Homeless Persons’ Experiences of Health and Social Care: A systematic integrative review


Homelessness is associated with high risks of morbidity and premature death. Many interventions aimed to improve physical and mental health exist, but do not reach the population of persons experiencing homelessness. Despite the widely reported unmet healthcare needs, more information about the barriers and facilitators that affect access to care for persons experiencing homelessness is needed. A systematic integrative review was performed to explore experiences and needs of health‐ and social care for persons experiencing homelessness. The following databases were searched: AMED, ASSIA, Academic Search Complete, CINAHL, Cochrane library, Nursing and Allied Database, PsycInfo, PubMed, Scopus and Web of Science Core Collection. Twenty‐two studies met the inclusion criteria of empirical studies with adult persons experiencing homelessness, English language, and published 2008‐2018. Fifty percent of the studies were of qualitative and quantitative design, respectively. Most studies (73%) were conducted in the United States (n=11) and Canada (n=5). The analysis resulted in three themes Unmet basic human needs, Interpersonal dimensions of access to care, and Structural and organizational aspects to meet needs. The findings highlight that persons in homelessness often must prioritize provision for basic human needs, such as finding shelter and food, over getting health‐ and social care. Bureaucracy and rigid opening hours, as well as discrimination and stigma, hinder these persons’ access to health‐ and social care.

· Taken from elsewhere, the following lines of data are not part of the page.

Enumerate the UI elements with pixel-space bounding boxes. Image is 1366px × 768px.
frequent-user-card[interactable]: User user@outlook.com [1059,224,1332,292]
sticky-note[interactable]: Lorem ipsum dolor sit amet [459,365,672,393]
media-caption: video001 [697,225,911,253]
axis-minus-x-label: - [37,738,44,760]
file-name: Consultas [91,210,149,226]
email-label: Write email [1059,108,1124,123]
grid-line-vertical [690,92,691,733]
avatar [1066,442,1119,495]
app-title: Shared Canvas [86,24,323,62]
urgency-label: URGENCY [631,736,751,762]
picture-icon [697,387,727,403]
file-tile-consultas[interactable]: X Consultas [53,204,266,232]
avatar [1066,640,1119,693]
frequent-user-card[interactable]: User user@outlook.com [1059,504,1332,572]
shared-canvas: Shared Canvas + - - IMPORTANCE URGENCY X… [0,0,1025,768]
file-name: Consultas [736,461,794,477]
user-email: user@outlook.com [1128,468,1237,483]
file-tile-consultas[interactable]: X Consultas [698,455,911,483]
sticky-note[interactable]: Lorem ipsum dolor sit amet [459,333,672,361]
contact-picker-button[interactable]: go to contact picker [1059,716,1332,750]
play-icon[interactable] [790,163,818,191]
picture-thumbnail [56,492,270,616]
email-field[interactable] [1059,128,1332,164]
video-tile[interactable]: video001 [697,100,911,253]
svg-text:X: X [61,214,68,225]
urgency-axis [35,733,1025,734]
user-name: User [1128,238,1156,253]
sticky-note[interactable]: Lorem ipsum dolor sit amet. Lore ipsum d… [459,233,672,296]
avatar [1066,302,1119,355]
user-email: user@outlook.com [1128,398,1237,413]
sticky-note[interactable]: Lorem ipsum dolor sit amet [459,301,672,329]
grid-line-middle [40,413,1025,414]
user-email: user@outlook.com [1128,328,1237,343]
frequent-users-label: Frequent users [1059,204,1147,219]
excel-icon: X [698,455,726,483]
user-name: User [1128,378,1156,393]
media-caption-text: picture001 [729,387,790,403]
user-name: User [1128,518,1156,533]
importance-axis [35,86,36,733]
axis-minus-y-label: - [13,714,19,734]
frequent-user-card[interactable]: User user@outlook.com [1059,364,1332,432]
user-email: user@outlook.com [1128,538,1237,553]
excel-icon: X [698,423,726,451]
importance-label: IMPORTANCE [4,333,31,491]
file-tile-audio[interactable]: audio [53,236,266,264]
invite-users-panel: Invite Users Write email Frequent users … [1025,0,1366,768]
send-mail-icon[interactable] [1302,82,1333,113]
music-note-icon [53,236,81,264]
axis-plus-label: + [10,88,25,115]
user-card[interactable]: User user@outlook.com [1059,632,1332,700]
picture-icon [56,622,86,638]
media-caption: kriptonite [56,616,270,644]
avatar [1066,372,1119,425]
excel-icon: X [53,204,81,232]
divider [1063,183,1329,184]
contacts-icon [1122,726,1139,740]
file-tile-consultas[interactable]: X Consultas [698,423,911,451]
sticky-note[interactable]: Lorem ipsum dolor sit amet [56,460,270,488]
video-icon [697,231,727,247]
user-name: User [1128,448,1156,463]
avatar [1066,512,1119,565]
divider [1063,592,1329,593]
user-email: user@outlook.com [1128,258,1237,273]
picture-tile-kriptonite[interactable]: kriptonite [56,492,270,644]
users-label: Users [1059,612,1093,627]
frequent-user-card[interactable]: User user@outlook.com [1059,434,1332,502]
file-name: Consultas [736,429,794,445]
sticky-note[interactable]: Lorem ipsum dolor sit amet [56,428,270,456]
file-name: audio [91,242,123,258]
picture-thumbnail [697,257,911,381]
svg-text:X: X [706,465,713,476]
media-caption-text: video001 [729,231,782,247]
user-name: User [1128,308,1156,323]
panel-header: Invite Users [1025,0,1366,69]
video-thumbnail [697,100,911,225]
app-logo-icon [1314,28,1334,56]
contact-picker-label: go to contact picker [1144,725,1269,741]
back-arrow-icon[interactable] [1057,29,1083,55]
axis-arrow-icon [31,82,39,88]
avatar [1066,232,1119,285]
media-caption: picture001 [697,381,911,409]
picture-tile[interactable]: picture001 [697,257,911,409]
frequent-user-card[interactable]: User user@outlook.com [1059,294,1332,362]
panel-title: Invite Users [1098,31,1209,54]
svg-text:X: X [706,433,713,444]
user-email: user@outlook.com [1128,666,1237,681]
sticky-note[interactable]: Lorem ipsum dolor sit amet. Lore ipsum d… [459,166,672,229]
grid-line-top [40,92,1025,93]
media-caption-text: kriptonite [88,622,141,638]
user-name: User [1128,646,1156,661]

Homelessness is an increasing problem worldwide (EU, 2013; US, 2018), and previous research highlights that persons experiencing homelessness are disproportionately affected by physical and mental illness, substance abuse and long‐term burden of chronic diseases compared to housed persons (van Dongen et al., 2019; Lebrun‐Harris et al., 2013; Lewer et al., 2019). Homeless populations, that is, individuals without permanent housing who may live on the streets; stay in a shelter, mission, single room occupancy facilities, abandoned building or vehicle; or in any other unstable or non‐permanent situation (US, 2018), face huge health inequities across a wide range of health conditions (Aldridge et al., 2018). Persons experiencing homelessness are three times more likely to report chronic diseases with asthma, COPD, epilepsy and heart problems being prevalent (Lewer et al., 2019). Older persons (>50) experiencing homelessness have multiple health problems that remain unaddressed by healthcare services, often lack social support and do not explicitly express their own healthcare needs (van Dongen et al., 2019), resulting in higher use of acute care. The excess mortality associated with considerable social exclusion, such as homelessness, is extreme (Aldridge et al., 2018; Fazel, Geddes, & Kushel, 2014; Slockers, Nusselder, Rietjens, & van Beeck, 2018), that is, the mortality rate is nearly eight times higher than the average for men and 12 times higher for women (Aldridge et al., 2019, 2018), with an average age for death at 52 years.

The origins of homelessness are multi‐faceted, both on individual and structural levels, for example the ageing population (van Dongen et al., 2019; Fazel et al., 2014), changes in the housing market with shifts in family structures (NBHW, 2017), migration (EU, 2013), rising costs for housing (NBHW, 2017) and poor health (van Dongen et al., 2019; Fazel et al., 2014; Lewer et al., 2019). A growing body of research concludes that homelessness is associated with heavy costs for society with regards to public health, social and legal services (Basu, Kee, Buchanan, & Sadowski, 2012; Fuehrlein et al., 2015; Larimer et al., 2009; Mitchell, Leon, Byrne, Lin, & Bharel, 2017; Suh et al., 2016). However, the samples in the studies often consist of highly selected subgroups, like individuals with a certain specific diagnosis or demographic criteria like ethnicity or gender orientation, making comparisons and inferences challenging. At the same time, tri‐morbidity, defined as a combination of poor physical health, poor mental health and drug or alcohol misuse (Hewett, Halligan, & Boyce, 2012) is a suggested characteristic in long‐term homelessness, further illustrating the complexity of designing and providing health‐ and social care interventions for persons experiencing homelessness.